Ainsi une énième réforme du brevet (la 3ème en 4 ans ?) est annoncée pour la même année que la réforme du bac.
L’échec de la réforme de 2017
Cette annonce intervient juste après la publication par la Depp (division des études du ministère) des résultats définitifs du brevet 2018. La Depp signale une baisse du taux de réussite pour la première fois depuis plus de 10 ans. Alors que le brevet devrait confirmer la maitrise du socle commun on voit son taux de réussite baisser de 2% juste après la réforme apportée par JM Blanquer en 2017.
On peut ajouter un second échec. Le diplôme du brevet est inégalitaire. Il y a un fort écart de taux de réussite important entre le brevet général et le professionnel. Surtout « 97 % des enfants issus d’un milieu très favorisé réussissent leur examen contre 79 % des enfants issus d’un milieu défavorisé, soit près de 20 points d’écart », affirme la Depp.
Troisième problème : on ne sait pas exactement ce qui est évalué vraiment au brevet. Le ministre n’a pas su trancher entre la formule de l’examen final national et celle de la validation du socle commun. Résultat il a additionné les deux en renforçant, c’était le but de sa réforme de 2017, la poids de l’examen final.
Un examen qui se borne à écraser les faibles
Dans la formule actuelle qui réunit deux modes d’évaluation totalement différents, on assiste à des incongruités : si les candidats recalés à l’examen final se voient aussi refuser l’évaluation du socle, il n’empêche qu’il y a un écart très important entre l’évaluation de l’examen final et celle du socle. Autrement dit, à l’issue du brevet personne ne peut dire vraiment quel est le niveau des candidats !

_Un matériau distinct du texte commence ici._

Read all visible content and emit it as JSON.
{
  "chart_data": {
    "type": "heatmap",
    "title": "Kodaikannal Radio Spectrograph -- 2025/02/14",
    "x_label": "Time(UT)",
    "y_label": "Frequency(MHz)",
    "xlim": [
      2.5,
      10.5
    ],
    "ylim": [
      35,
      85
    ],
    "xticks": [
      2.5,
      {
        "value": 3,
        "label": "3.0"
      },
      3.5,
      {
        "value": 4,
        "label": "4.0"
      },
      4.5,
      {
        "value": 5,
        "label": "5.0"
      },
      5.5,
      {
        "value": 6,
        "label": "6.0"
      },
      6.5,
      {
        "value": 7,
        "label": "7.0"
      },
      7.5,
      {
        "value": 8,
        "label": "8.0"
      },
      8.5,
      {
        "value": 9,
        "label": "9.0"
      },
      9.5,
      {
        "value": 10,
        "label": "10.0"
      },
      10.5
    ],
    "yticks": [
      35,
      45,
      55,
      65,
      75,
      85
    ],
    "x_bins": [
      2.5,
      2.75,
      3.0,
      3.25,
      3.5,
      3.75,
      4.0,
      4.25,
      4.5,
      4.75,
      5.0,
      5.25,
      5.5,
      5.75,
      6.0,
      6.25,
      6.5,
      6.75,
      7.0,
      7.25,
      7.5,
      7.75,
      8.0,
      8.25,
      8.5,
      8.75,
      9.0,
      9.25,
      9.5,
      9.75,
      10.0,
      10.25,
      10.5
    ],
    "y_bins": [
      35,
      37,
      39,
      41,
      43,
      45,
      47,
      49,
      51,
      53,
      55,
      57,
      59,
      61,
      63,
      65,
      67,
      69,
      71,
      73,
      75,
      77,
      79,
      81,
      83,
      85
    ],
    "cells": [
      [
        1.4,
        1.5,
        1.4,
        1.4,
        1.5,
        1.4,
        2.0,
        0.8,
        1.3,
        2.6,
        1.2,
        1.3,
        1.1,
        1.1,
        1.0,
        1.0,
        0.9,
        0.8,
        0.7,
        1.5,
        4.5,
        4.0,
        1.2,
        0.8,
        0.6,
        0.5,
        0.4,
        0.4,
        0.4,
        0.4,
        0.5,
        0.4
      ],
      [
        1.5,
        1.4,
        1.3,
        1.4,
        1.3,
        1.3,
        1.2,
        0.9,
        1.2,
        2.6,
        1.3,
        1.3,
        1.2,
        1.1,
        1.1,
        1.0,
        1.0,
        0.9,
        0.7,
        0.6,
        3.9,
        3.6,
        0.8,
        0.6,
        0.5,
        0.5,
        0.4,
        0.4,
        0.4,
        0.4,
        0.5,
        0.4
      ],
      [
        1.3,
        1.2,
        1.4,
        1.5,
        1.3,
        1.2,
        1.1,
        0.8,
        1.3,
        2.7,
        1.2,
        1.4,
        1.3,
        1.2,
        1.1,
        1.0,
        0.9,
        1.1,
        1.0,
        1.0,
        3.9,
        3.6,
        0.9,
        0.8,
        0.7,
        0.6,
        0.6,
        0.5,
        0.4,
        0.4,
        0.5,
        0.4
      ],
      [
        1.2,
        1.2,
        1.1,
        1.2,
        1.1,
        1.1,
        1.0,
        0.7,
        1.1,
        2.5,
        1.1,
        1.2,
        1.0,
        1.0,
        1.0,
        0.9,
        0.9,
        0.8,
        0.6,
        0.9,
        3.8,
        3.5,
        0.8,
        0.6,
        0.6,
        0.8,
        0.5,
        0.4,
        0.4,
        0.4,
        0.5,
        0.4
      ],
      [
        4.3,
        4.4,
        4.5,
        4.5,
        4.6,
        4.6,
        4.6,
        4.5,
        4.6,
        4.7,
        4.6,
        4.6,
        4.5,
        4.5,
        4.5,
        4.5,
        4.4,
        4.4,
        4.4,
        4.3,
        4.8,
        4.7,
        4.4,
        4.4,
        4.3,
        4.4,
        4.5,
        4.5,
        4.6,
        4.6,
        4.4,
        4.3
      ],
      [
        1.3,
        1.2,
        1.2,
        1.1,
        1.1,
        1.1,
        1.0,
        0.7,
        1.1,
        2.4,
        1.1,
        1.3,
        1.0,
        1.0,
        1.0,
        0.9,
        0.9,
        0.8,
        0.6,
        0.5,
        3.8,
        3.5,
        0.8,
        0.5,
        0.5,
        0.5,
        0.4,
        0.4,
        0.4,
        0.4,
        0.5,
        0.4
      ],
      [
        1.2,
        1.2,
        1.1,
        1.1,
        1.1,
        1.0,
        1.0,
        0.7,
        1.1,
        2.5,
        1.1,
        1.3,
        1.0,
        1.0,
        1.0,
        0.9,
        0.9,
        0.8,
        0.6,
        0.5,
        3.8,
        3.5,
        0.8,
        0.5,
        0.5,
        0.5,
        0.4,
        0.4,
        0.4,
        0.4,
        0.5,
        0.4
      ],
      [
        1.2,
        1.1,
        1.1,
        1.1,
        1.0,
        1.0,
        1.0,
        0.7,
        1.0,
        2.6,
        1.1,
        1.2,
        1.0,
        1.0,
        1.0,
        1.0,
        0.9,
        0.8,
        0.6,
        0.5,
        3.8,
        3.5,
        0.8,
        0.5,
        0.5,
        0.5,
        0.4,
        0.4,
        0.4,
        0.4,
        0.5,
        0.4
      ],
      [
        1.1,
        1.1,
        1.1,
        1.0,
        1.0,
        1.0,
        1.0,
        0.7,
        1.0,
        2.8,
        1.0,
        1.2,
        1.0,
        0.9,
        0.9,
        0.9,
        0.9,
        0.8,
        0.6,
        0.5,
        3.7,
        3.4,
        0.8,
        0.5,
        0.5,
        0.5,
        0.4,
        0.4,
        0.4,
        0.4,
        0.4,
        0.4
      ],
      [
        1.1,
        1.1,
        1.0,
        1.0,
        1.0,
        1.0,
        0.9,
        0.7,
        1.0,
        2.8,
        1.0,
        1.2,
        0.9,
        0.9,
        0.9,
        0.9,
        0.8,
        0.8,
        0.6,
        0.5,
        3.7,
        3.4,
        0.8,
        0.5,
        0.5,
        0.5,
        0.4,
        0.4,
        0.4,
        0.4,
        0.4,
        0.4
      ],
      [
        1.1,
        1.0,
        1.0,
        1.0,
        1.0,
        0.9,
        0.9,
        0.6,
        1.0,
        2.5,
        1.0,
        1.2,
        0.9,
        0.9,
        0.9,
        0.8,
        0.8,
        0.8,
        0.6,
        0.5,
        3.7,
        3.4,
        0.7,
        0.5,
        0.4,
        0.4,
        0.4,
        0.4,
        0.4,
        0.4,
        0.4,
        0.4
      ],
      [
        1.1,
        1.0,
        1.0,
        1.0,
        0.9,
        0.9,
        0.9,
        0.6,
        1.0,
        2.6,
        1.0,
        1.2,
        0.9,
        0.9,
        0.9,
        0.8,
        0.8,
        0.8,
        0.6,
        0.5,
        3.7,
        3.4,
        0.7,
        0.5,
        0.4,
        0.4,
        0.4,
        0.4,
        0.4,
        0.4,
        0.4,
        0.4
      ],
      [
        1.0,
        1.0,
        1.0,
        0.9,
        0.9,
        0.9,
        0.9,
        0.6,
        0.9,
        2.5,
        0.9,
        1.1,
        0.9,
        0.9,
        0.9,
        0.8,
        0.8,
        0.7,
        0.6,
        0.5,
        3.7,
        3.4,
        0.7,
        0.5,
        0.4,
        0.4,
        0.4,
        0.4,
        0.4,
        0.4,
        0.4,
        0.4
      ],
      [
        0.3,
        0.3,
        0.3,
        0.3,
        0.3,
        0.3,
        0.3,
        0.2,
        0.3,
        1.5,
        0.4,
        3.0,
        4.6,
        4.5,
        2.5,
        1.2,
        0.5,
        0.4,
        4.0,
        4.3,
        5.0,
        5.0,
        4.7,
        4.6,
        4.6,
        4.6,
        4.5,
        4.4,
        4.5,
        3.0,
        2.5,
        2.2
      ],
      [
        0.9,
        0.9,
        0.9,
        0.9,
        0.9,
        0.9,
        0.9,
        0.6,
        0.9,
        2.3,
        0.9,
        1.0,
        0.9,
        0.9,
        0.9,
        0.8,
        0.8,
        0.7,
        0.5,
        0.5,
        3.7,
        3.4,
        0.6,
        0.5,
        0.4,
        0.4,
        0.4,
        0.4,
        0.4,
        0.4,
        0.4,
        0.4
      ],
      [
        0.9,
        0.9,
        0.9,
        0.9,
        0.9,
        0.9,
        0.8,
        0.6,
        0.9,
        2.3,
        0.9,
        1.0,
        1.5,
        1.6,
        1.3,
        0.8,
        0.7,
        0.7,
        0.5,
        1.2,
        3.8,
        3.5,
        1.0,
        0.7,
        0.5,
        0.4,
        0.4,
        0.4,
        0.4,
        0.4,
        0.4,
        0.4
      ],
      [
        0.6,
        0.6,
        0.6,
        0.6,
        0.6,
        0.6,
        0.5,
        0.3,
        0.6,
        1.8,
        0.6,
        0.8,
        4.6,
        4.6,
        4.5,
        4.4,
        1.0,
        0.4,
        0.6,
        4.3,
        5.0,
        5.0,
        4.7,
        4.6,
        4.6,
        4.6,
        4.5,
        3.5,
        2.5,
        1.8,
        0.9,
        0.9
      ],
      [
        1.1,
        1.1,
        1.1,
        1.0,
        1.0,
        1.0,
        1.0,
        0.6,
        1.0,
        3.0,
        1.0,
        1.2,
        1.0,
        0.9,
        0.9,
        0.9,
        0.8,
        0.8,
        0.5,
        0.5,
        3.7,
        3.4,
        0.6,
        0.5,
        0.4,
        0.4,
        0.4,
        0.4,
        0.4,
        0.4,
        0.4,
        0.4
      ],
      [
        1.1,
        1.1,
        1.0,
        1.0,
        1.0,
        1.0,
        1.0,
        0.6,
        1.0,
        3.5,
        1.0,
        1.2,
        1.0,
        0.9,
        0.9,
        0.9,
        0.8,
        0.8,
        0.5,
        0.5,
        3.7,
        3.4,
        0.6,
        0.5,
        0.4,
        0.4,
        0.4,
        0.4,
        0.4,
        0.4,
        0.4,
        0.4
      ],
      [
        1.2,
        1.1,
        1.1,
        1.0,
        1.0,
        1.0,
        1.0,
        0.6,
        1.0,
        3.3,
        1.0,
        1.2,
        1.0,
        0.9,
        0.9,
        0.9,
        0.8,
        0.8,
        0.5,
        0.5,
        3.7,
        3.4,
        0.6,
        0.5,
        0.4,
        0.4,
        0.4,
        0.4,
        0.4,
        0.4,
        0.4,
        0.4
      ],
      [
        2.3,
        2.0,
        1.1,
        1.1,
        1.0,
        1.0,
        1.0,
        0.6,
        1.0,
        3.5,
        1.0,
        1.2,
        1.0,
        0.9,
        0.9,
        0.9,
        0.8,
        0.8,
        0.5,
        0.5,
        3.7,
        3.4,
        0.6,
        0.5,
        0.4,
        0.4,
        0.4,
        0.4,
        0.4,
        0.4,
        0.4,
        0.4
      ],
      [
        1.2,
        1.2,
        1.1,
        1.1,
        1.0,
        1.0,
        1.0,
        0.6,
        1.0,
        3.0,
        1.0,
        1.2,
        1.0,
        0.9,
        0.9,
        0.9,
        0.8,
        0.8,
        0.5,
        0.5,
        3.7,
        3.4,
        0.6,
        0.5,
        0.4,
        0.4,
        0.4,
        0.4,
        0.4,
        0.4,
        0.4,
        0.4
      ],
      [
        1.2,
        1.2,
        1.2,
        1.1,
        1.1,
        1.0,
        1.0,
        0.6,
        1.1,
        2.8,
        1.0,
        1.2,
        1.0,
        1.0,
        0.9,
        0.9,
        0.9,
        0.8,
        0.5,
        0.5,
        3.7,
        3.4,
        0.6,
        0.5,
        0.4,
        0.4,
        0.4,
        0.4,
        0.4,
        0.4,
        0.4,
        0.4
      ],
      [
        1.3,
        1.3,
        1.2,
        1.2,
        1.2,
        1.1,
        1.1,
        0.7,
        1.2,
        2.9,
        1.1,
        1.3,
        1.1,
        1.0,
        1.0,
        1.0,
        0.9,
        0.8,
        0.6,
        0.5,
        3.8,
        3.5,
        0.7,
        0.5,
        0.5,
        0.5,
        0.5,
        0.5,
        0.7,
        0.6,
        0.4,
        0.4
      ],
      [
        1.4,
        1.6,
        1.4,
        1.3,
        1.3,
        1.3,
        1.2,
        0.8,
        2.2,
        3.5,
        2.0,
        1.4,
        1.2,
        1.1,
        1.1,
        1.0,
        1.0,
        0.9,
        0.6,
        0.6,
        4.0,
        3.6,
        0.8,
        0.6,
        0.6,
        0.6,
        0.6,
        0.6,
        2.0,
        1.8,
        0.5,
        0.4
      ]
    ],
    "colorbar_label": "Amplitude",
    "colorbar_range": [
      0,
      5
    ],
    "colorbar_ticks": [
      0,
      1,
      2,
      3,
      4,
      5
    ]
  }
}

L’examen final n’a un impact réel que sur les élèves faibles lors de l’évaluation du socle. Pour ces élèves, peut-être les seuls pour qui le brevet serait peut-être le dernier diplôme, l’examen final est un couperet qui ne leur lance aucune chance. Pour les autres c’est une simple formalité. Ajoutons que cet examen qui pèse sur les élèves ne décide pas de leur orientation et délivre un diplôme qui n’est pas reconnu hors de l’école.
Petit ou grand chantier ?
Pour ces raisons, réformer le brevet semble incontournable. JM Blanquer tire au moins les conséquences de la réforme ratée de 2017. Mais il ouvre un chantier dont on ne sait pas encore s’il sera petit ou grand.
Petit chantier si le ministre envisage juste de modifier à nouveau le calcul de points pour pencher une peu plus vers l’évaluation du socle ou vers l’examen final.
Grand chantier si la réforme du brevet est l’occasion de poser la question de ce qu’on évalue vraiment à la fin de l’enseignement obligatoire. Le débat avec R Juanico était parti de la question de la formation citoyenne et de l’engagement des jeunes. C’est amener le débat là où il doit être sur les finalités des années collège. JM Blanquer est-il capable de mener ce projet là avec les enseignants ? C’est encore une autre question.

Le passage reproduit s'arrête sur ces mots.